Search marketers have begun to allocate part of their budget to mobile search campaigns and use traditional tactics to reach consumers locally. When asked what percentage of their online budget they expected to put into mobile next year, 50% said between 11% and 20%; followed by 25% between 1% and 5%; and 25% between 6% and 10%. No marketers said they would push more than 20% into the pot and stir.  

Google Director of Mobile Advertising Michael Slinger also shared consumer behavioral patterns on smartphones and tablets that clearly impact paid-search campaigns. Tablets seem to travel with their owners on business trips and on vacation -- but unlike smartphones, they don't get tossed in a pocket or bag and taken to work.

When it comes to determining their company's budget for paid search, half of marketers said they set a budget and then try to maximize return on investment, 25% said they spend to an efficiency target and try to maximize volume in that constraint, and the remainder said none of the above. 
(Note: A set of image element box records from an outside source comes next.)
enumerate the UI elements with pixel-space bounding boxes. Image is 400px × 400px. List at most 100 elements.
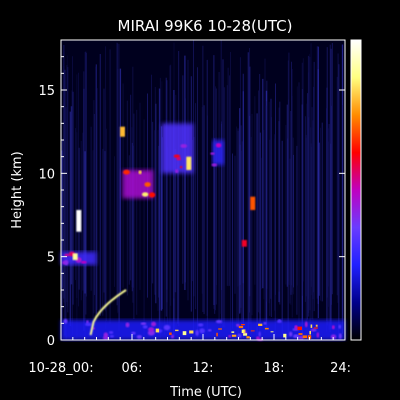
surface-echo: [246, 336, 250, 339]
surface-echo: [243, 329, 246, 333]
echo-cell: [80, 260, 87, 264]
echo-cell: [138, 170, 142, 175]
echo-cell: [208, 329, 212, 332]
echo-cell: [148, 192, 156, 198]
chart-title: MIRAI 99K6 10-28(UTC): [118, 17, 293, 35]
echo-cell: [316, 332, 320, 338]
echo-cell: [141, 192, 149, 197]
echo-cell: [250, 196, 256, 210]
echo-cell: [210, 152, 215, 155]
plot-area: [61, 40, 345, 341]
x-tick-label: 06:: [122, 361, 143, 376]
surface-echo: [216, 332, 218, 337]
echo-cell: [330, 334, 337, 340]
echo-cell: [195, 329, 199, 336]
echo-cell: [109, 331, 114, 334]
echo-cell: [85, 322, 92, 327]
y-axis-label: Height (km): [10, 151, 25, 228]
echo-cell: [123, 169, 130, 175]
echo-cell: [256, 336, 260, 340]
echo-cell: [215, 143, 222, 148]
echo-cell: [63, 318, 68, 324]
y-tick-label: 0: [47, 334, 55, 349]
echo-cell: [258, 331, 261, 337]
y-tick-label: 5: [47, 251, 55, 266]
surface-echo: [218, 328, 222, 330]
echo-cell: [64, 253, 70, 257]
echo-cell: [338, 333, 342, 340]
echo-cell: [297, 335, 305, 340]
echo-cell: [92, 327, 96, 330]
echo-cell: [72, 253, 78, 260]
echo-cell: [171, 334, 174, 339]
echo-cell: [310, 328, 317, 332]
echo-cell: [179, 166, 183, 169]
surface-echo: [241, 329, 244, 333]
echo-cell: [109, 335, 114, 338]
surface-echo: [182, 331, 187, 336]
y-tick-label: 10: [38, 167, 55, 182]
x-tick-label: 18:: [264, 361, 285, 376]
y-axis: 0 5 10 15: [38, 39, 345, 349]
echo-cell: [236, 323, 240, 327]
x-axis-label: Time (UTC): [169, 385, 242, 400]
echo-cell: [163, 324, 171, 331]
echo-cell: [289, 331, 293, 337]
x-tick-label: 12:: [193, 361, 214, 376]
echo-cell: [176, 157, 181, 161]
echo-cell: [180, 144, 187, 148]
echo-cell: [173, 154, 181, 158]
surface-echo: [250, 330, 255, 332]
surface-echo: [297, 326, 302, 331]
echo-cell: [151, 321, 157, 327]
surface-echo: [298, 333, 303, 335]
echo-cell: [64, 259, 69, 266]
echo-cell: [148, 327, 155, 332]
echo-cell: [197, 323, 204, 327]
echo-cell: [263, 321, 267, 325]
echo-cell: [293, 334, 300, 339]
echo-cell: [331, 325, 335, 330]
surface-echo: [241, 324, 245, 326]
echo-cell: [102, 336, 109, 340]
x-tick-label: 10-28_00:: [28, 361, 93, 376]
surface-echo: [155, 328, 160, 333]
echo-cell: [186, 156, 192, 170]
surface-echo: [315, 324, 318, 327]
echo-cell: [142, 325, 148, 329]
surface-echo: [309, 330, 311, 335]
surface-echo: [313, 327, 318, 329]
surface-echo: [189, 330, 194, 334]
echo-cloud: [212, 140, 225, 165]
surface-echo: [270, 331, 274, 333]
y-tick-label: 15: [38, 84, 55, 99]
echo-cell: [120, 126, 125, 137]
echo-cell: [175, 169, 179, 174]
echo-cell: [276, 319, 282, 324]
surface-echo: [302, 335, 307, 339]
echo-cell: [125, 322, 130, 328]
surface-echo: [258, 323, 263, 326]
echo-cell: [211, 163, 218, 167]
echo-cell: [144, 182, 151, 187]
echo-rising-streak: [89, 289, 127, 336]
surface-echo: [310, 324, 313, 328]
surface-echo: [175, 329, 179, 332]
echo-cell: [294, 325, 298, 330]
surface-echo: [231, 334, 237, 337]
echo-cell: [237, 333, 242, 338]
echo-cell: [76, 210, 82, 232]
echo-cell: [131, 331, 136, 335]
surface-echo: [243, 333, 248, 336]
surface-echo: [238, 325, 243, 329]
echo-cell: [228, 335, 232, 338]
echo-cell: [215, 320, 223, 324]
surface-echo: [169, 332, 172, 335]
surface-echo: [283, 333, 287, 338]
echo-cell: [338, 324, 342, 329]
echo-cell: [199, 328, 205, 334]
colorbar: [350, 39, 362, 341]
echo-cell: [136, 335, 142, 339]
echo-cell: [147, 330, 155, 336]
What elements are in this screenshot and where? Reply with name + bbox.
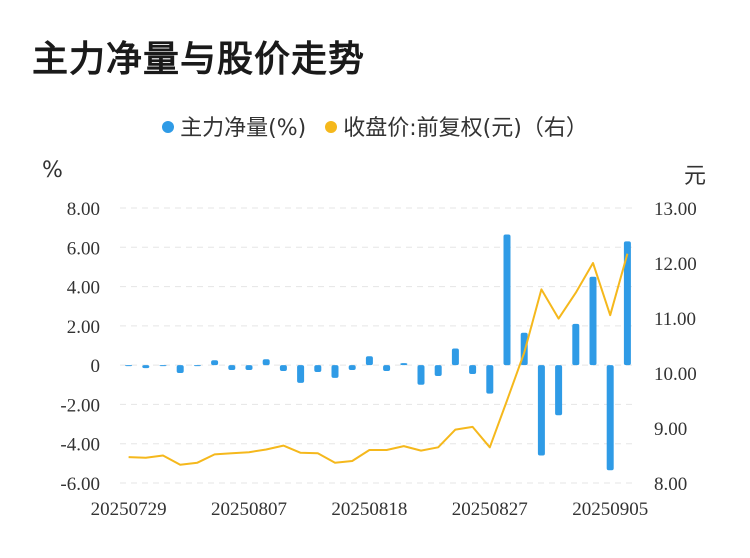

Search syndication was another topic discussed at the MediaPost Search Insider Summit. When asked about monitoring their company's performance of search syndication buys, 85.7% of survey participants said they monitor them separately from the primary search platforms, such as AdWords and adCenter. The remainder said no.

Discussions were not limited to search marketing strategies. They also linked to current events such as the 2012 political landscape. It turns out that 84.6% of MediaPost Search Insider Summit survey respondents do not expect the 2012 U.S. elections to influence their company's search strategy, although searches on engines clearly shed light on what searchers consider important -- especially when it comes to political scandals and events. This is not only in the United States, but worldwide.